--- title: 'Improved Q-learning with continuous actions' summary: '' difficulty: 2 # out of 3 ---

Q-learning is one of the oldest and general reinforcement learning (RL) algorithms. It works by estimating the long term future expected return for each state-action pair. Essentially, the goal of the Q-learning algorithm is fold the long term outcome of each state-action pair into a single scalar that tells us how good the state-action pair combination is; then, we could maximize our reward by picking the action with the greatest value of the Q-function.
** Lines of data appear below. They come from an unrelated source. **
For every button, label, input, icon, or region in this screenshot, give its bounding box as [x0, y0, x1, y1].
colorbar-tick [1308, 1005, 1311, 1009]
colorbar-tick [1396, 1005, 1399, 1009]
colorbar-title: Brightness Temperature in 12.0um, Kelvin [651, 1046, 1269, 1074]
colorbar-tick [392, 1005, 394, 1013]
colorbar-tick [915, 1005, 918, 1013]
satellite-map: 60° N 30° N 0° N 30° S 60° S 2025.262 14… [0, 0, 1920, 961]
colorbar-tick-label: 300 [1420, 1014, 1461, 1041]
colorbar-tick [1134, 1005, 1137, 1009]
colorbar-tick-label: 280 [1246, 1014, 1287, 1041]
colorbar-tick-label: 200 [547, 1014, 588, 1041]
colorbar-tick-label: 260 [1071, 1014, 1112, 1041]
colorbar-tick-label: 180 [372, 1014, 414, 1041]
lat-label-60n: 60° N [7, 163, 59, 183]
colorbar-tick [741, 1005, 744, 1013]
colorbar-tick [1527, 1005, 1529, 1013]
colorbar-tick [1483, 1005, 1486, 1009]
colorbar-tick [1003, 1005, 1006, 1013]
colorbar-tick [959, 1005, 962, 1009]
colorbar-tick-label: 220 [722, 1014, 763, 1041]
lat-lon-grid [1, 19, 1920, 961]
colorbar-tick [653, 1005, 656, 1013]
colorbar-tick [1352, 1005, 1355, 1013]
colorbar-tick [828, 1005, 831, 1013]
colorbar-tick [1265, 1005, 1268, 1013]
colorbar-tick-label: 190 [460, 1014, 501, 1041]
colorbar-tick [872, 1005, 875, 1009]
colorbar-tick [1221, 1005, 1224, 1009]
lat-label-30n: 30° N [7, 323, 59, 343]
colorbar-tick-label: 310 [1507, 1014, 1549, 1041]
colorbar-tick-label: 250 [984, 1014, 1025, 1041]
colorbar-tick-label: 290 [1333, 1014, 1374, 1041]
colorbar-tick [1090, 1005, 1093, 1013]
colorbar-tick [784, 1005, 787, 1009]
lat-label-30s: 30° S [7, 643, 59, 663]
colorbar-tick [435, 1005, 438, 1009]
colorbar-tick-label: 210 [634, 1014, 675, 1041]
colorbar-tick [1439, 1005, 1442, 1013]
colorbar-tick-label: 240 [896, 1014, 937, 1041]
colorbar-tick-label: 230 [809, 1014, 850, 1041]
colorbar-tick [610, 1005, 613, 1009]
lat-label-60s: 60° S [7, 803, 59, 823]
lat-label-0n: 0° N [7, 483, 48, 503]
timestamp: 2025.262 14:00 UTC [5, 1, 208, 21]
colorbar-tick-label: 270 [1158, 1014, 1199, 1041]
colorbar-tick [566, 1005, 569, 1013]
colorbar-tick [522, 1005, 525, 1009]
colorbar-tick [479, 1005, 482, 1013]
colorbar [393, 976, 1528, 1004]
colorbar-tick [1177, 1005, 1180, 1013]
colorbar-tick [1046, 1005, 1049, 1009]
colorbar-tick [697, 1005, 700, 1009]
The Q-learning algorithm has been the basis of the DQN algorithm that demonstrated that the combination of RL and deep learning is a fruitful one.

Your goal is to create a robust Q-learning implementation that can solve all Gym environments with continuous action spaces without changing hyperparameters.

You may want to use the Normalized Advantage Function (NAF) model as a starting point. It is especially interesting to experiment with variants of the NAF model: for example, try it with a diagonal covariance. It can be also interesting to explore an advantage function that uses the maximum of several quadratics, which is a convenient function because their argmax is easy to compute.


Notes

This project is mainly concerned with reimplementing an existing algorithm. However, there is significant value in obtaining a very robust implementation, and there is a decent chance that new ideas will end up being required to get it working reliably, across multiple tasks.